Knee 2023 September 17
BACKGROUND: Excessive posterior tibial slope (PTS) is an independent risk factor for anterior cruciate ligament reconstruction (ACLR) failure, but it remains unclear how PTS relates to other proximal tibial morphologic parameters. The purpose of this study was to analyse sagittal tibial metaphysis morphology, and to calculate the correlation coefficients of PTS with anatomical features.

METHODS: The authors retrospectively reviewed lateral radiographs of 350 patients that were scheduled to receive primary ACLR to digitize 15 landmarks on the patella, femur, fibula, and tibia, and measure PTS, patellar height, as well as metaphysis height and inclination. Pearson correlation coefficients (r) were computed to assess the linear relationship of PTS with other parameters.

RESULTS: The PTS was 9.8 ± 3.1° (mid-shaft axis), anterior metaphyseal height and inclination was 30.9 ± 4.6 mm and 33.9 ± 7.2°, and posterior metaphyseal height and inclination was 16.1 ± 4.0 mm and 22.0 ± 5.8°. PTS had a low correlation with anterior (r, 0.225) and posterior metaphyseal heights (r, -0.183). PTS had moderate correlations with anterior (r, 0.385) and posterior metaphysis inclination (r, 0.417).

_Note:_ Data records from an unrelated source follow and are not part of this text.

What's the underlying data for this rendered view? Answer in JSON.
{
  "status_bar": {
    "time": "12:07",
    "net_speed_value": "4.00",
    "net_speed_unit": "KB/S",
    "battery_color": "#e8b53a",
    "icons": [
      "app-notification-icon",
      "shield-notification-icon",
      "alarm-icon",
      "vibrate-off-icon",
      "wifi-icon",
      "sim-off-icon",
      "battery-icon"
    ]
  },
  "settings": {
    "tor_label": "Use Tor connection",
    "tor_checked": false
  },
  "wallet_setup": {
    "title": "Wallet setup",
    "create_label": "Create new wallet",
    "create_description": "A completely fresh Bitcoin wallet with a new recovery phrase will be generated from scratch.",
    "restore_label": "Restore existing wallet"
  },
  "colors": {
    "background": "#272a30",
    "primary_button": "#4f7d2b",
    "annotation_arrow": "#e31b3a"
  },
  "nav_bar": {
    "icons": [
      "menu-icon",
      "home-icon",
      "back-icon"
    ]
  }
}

CONCLUSION: PTS has a low correlation with anterior metaphyseal height, but a moderate correlation with anterior and posterior metaphyseal inclination. The moderate correlation between PTS and metaphysis inclination sheds light on the origin of the deformity, and knees with higher PTS are therefore likely to have metaphyses with greater posterior inclinations. The clinical relevance of these findings is that tibial deflexion osteotomy techniques should attempt to address the underlying deformity of excessive PTS by adjusting metaphyseal inclination rather than making diaphyseal resections.